Every so often I get asked what bag I use to lug around my photography gear. When I’m going out to a photoshoot, my go to bags are my Think Tank Photo StreetWalker Pro and/or Think Tank Photo Airport International (version 2).
First off, I became familiar with Think Tank Photo (TTP) when I started looking around for a photo belt system a few years ago. After I acquired a TTP Steroid Belt and some of their modular pouches, I looked further into their product line and ended up getting a TTP Urban Disguise 35.
When I started doing portrait photography and my photography kit grew (not only cameras and lenses, but lights), I needed a new large bag to carry my two bodies, lenses, and supplementary gear. A long time ago, I did have a Lowepro Vertex 300 AW, and while it was a quality bag that held a ton of gear, a backpack to hold that much equipment just wasn’t my cup of tea. I felt that a roller bag would be a lot better.
Since I had been using Think Tank Photo gear already and I loved the quality, I did more research and settled on the Airport International (version 2).
The quality of this bag is top notch. The bag handle is sturdy and the wheels are strong and smooth.
The Airport International has a few great security features. One is the built in cable lock which allows you to thread a cable through a fixed object at a location (e.g. a railing) and lock the bag so it cannot be taken by a casual thief.
Second, the main compartment is lockable with a three digit code.
Lastly, they affix a steel plate on the back of the bag with a unique serial number which you register with Think Tank Photo. If the bag is misplaced (e.g. airline baggage handling), they can contact the number on the plate and provide the serial number which will be in the TTP database (assuming you register with TTP).
If I’m doing a serious location shoot I pack it all in this roller bag and it fits my two bodies (primary and backup), lenses, small flashes, PocketWizards, cables, filters, etc.
The kit above consists of a Canon 5D Mark II, Canon 7D, Canon 24-70 f/2.8L, Canon 70-200 f/2.8L IS II, Canon 85 f/1.2L II, various PocketWizards (MiniTT1, FlexTT5, Plus II, PowerMC2, AC3), two Canon 580 EX II Speedlites, monosync cables, PC-Sync cables, camera cleaning gear, Eneloop AA batteries, compact flash in a TTP Pixel Pocket Rocket and a few other items hidden in the compartments.
The inside of the compartment flap holds more accessories including my lens filters (circular polarizer, Vari-ND) and other small supplementary accessories.
How does this bag perform? Superbly. I have been using the Airport International for the past two years and it’s solid. One huge selling point is that it fits within the International airline guidelines for carry-on luggage. While I don’t fly often, especially with my photo gear, I do use this often on road trips and so far it’s holding up well with no problems.
For all the other times when I need to go light, especially when I don’t need a backup camera body (casual shooting), I ended up acquiring the StreetWalker Pro.
What I liked about this bag when I was shopping around was the thin form factor in terms of the width. It is about the same height as other comparable bags, but the fact that it’s not wide means it’s easy to get around in crowds with it.

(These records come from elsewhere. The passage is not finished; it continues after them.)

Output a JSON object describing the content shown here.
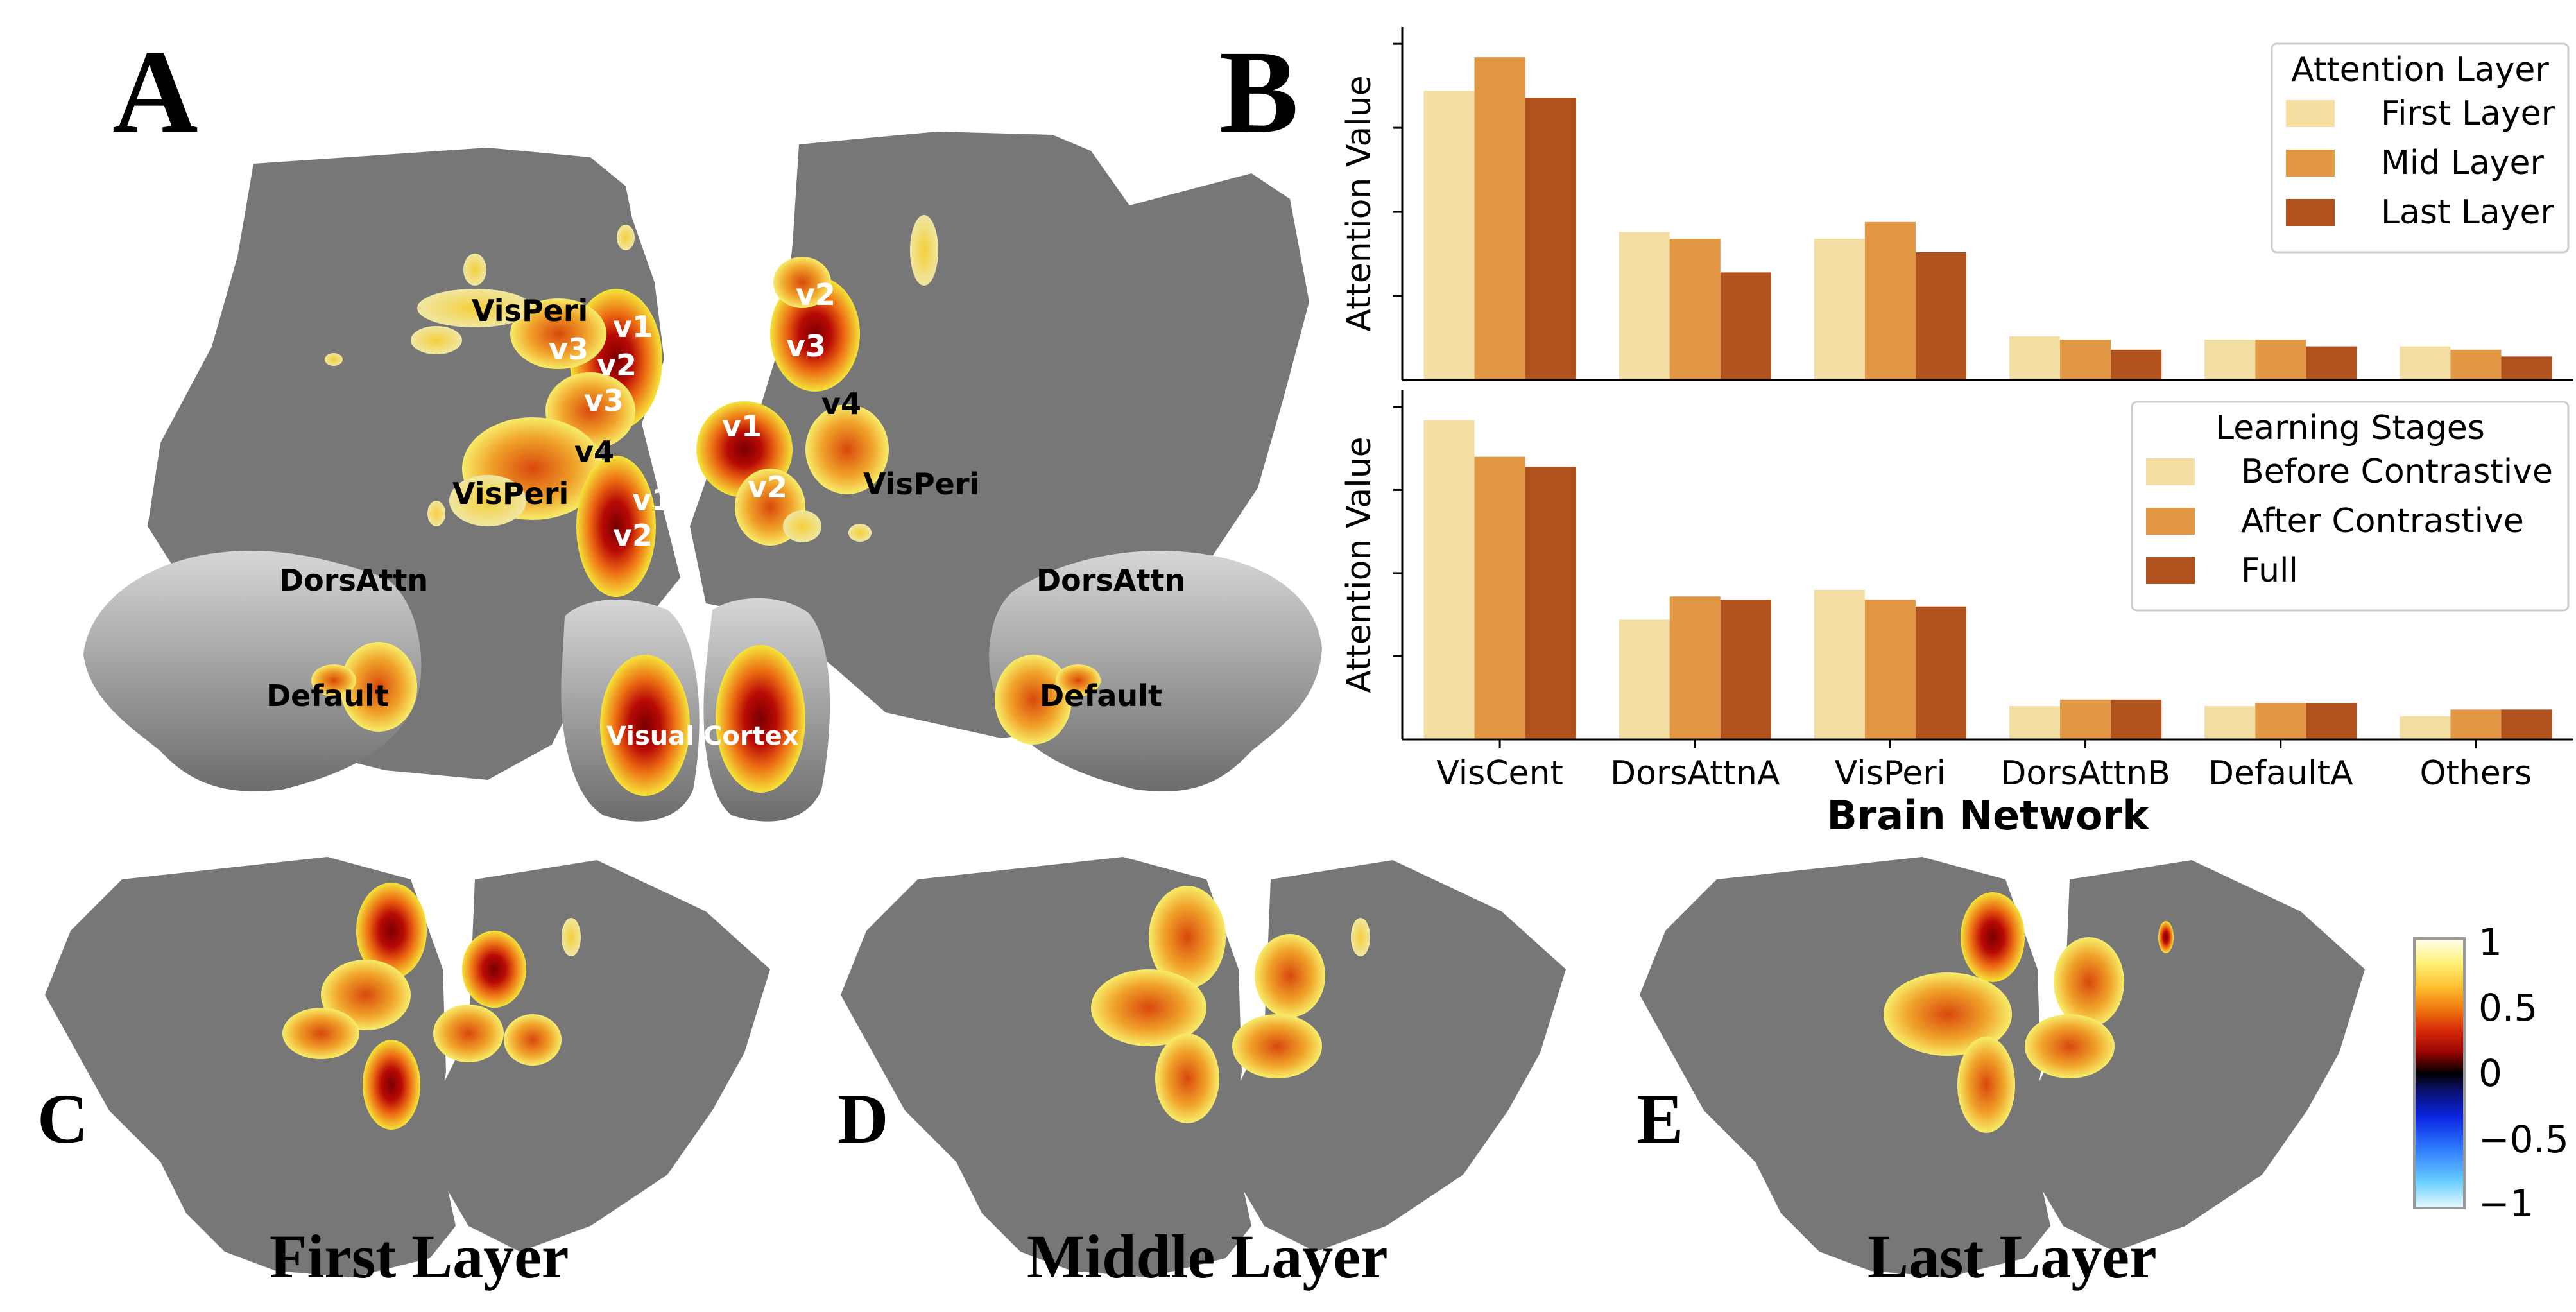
{
  "panels": {
    "a": "A",
    "b": "B",
    "c": "C",
    "d": "D",
    "e": "E"
  },
  "brain_labels": {
    "visperi_1": "VisPeri",
    "visperi_2": "VisPeri",
    "visperi_3": "VisPeri",
    "v1_a": "v1",
    "v2_a": "v2",
    "v3_a": "v3",
    "v3_b": "v3",
    "v4_a": "v4",
    "v1_b": "v1",
    "v2_b": "v2",
    "v2_c": "v2",
    "v3_c": "v3",
    "v4_c": "v4",
    "v1_c": "v1",
    "v2_d": "v2",
    "dorsattn_l": "DorsAttn",
    "default_l": "Default",
    "dorsattn_r": "DorsAttn",
    "default_r": "Default",
    "visual_cortex": "Visual Cortex"
  },
  "layer_titles": {
    "first": "First Layer",
    "middle": "Middle Layer",
    "last": "Last Layer"
  },
  "colorbar": {
    "ticks": [
      "1",
      "0.5",
      "0",
      "−0.5",
      "−1"
    ],
    "colors": [
      "#fffef0",
      "#fff27a",
      "#ffbf2f",
      "#f07a10",
      "#d92a0a",
      "#9c0503",
      "#3a0000",
      "#000000",
      "#0a1066",
      "#0a24e0",
      "#2f7bff",
      "#67cdff",
      "#e8fbff"
    ]
  },
  "chart_data": [
    {
      "type": "bar",
      "title": "",
      "xlabel": "",
      "ylabel": "Attention Value",
      "ylim": [
        0,
        1.05
      ],
      "grid": false,
      "categories": [
        "VisCent",
        "DorsAttnA",
        "VisPeri",
        "DorsAttnB",
        "DefaultA",
        "Others"
      ],
      "legend": {
        "title": "Attention Layer",
        "position": "top-right"
      },
      "series": [
        {
          "name": "First Layer",
          "color": "#f2dda3",
          "values": [
            0.86,
            0.44,
            0.42,
            0.13,
            0.12,
            0.1
          ]
        },
        {
          "name": "Mid Layer",
          "color": "#e29745",
          "values": [
            0.96,
            0.42,
            0.47,
            0.12,
            0.12,
            0.09
          ]
        },
        {
          "name": "Last Layer",
          "color": "#b0521e",
          "values": [
            0.84,
            0.32,
            0.38,
            0.09,
            0.1,
            0.07
          ]
        }
      ]
    },
    {
      "type": "bar",
      "title": "",
      "xlabel": "Brain Network",
      "ylabel": "Attention Value",
      "ylim": [
        0,
        1.05
      ],
      "grid": false,
      "categories": [
        "VisCent",
        "DorsAttnA",
        "VisPeri",
        "DorsAttnB",
        "DefaultA",
        "Others"
      ],
      "legend": {
        "title": "Learning Stages",
        "position": "top-right"
      },
      "series": [
        {
          "name": "Before Contrastive",
          "color": "#f2dda3",
          "values": [
            0.96,
            0.36,
            0.45,
            0.1,
            0.1,
            0.07
          ]
        },
        {
          "name": "After Contrastive",
          "color": "#e29745",
          "values": [
            0.85,
            0.43,
            0.42,
            0.12,
            0.11,
            0.09
          ]
        },
        {
          "name": "Full",
          "color": "#b0521e",
          "values": [
            0.82,
            0.42,
            0.4,
            0.12,
            0.11,
            0.09
          ]
        }
      ]
    }
  ]
}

It is very comfortable to wear as well, with great padding in the backpack straps help to bear the load well.
This backpack surprisingly holds quite a bit of gear if you pack it efficiently, with the main compartment, side pockets, and rear pocket.
If you look at the above photo, you’ll notice I have everything I need for a portrait shoot (short of my strobes, modifiers, and stands). I have a gripped Canon 5D Mark II with the 70-200 f/2.8L IS II attached. Next to that I have a Canon 24-70 f/2.8L and Canon 85 f/1.2L II. The other compartment slots contain a Canon 580 EX II Speedlite, and PocketWizard radio triggers (TT1/TT5/AC3/PowerMC2/Plus II). Also seen is a BlackRapid RS4 strap, miscellaneous cables/cords (e.g. monosync and PC-sync), and cleaning equipment. The inside flap has pockets which hold my filters (circular polarizer and Vari-ND) along with other items like cords and batteries.
I really love both of these bags. The StreetWalker Pro pretty much can hold what I need for a photo shoot, but if I need to bring the kitchen sink, the Airport International fits the bill and gets me there on wheels.
What you will notice, too, about both of these bags is that the don’t really look like camera bags. Unless you know the name “Think Tank Photo”, upon a glance they just look like a regular roller bag and a regular backpack. This design is intentional, since Think Tank Photo tries to make bags that do not attract the attention that you are carrying photo gear.
If you’re looking for high quality, tough, rugged camera bags, definitely consider Think Tank Photo. They make lots of various photo/laptop bags in different styles other than a backpack or roller bag design, including shoulder bags and sling-type bags. They’re sure to make a bag that fits your needs.